An early-stage product needed to combine spatial exploration, external location data, social interaction and AI behavior in one coherent experience.

Intervention

I designed a service-oriented full-stack architecture and shipped the main product loops across Next.js, Python, PostgreSQL and third-party APIs.

Result

The concept became a production-ready MVP with maintainable boundaries between UI, services, integrations and data processing.

Why the engineering work mattered.

The product centered on map-based exploration and geosearch, then layered in realtime social behavior and AI-assisted workflows. Each capability had a different latency and data profile.

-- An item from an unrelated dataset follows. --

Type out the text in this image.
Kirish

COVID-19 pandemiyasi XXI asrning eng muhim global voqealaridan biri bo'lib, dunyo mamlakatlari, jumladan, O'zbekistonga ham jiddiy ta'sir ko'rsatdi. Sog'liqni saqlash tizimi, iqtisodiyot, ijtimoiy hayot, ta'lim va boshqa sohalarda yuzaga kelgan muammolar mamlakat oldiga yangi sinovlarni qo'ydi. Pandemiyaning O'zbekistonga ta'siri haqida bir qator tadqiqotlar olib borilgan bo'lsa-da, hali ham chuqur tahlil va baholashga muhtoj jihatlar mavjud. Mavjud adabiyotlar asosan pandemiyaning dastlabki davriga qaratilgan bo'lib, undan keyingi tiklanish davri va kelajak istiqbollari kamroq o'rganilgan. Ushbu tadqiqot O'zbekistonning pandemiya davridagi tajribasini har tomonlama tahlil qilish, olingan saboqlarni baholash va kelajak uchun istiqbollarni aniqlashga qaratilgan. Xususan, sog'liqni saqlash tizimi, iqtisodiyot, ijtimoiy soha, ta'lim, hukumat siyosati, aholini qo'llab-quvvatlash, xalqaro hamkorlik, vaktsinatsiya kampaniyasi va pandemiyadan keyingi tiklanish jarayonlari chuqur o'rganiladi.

Because the company and product remain under NDA, this case focuses on verifiable responsibilities, system boundaries and shipped capability rather than confidential growth metrics.

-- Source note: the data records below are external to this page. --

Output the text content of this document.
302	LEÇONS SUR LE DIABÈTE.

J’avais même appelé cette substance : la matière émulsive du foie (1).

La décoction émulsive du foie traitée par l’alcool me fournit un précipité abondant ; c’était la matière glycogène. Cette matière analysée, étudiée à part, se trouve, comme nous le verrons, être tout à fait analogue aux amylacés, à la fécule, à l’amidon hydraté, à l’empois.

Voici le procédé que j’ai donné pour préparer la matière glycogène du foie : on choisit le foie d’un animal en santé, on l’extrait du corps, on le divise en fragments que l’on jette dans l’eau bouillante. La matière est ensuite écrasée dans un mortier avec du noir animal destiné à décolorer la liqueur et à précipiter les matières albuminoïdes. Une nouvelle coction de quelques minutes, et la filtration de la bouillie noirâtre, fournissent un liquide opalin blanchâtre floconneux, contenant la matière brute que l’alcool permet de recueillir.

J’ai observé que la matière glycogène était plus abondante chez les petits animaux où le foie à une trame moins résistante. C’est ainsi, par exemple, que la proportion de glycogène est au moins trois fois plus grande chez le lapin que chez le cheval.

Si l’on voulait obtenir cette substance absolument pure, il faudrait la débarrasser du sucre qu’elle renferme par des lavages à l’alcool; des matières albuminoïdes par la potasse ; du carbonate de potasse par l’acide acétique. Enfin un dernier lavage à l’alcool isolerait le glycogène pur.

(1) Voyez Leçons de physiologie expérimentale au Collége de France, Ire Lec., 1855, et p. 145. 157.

A clear path from signal to production.

01Experience

Next.js interfaces for map exploration and user workflows.

02API boundary

Typed handlers separated clients from service behavior.

03Service layer

Python and Node.js modules held business logic and orchestration.

04Integrations

Google Places, AI providers and WebSocket communication.

05Data + delivery

PostgreSQL workflows deployed through Docker and AWS.

Constraints that shaped the solution

  • Requirements evolved while the MVP was being validated.
  • Map, realtime and AI interactions had different latency patterns.
  • External APIs required explicit error and fallback boundaries.
  • The architecture needed to remain testable without slowing product learning.

The trade-offs behind the implementation.

DecisionReasonTrade-offOutcome
Separate integration clients from product services

External APIs changed independently from core business rules.

More modules and explicit mapping code.

Integrations could evolve without rewriting product logic.

Keep realtime state bounded

Not every screen required persistent WebSocket coordination.

A mixed request/realtime data model.

Realtime complexity stayed concentrated in the interactions that needed it.

Isolate testable business logic

Rapid iteration still required confidence in core workflows.

Deliberate service boundaries during fast MVP delivery.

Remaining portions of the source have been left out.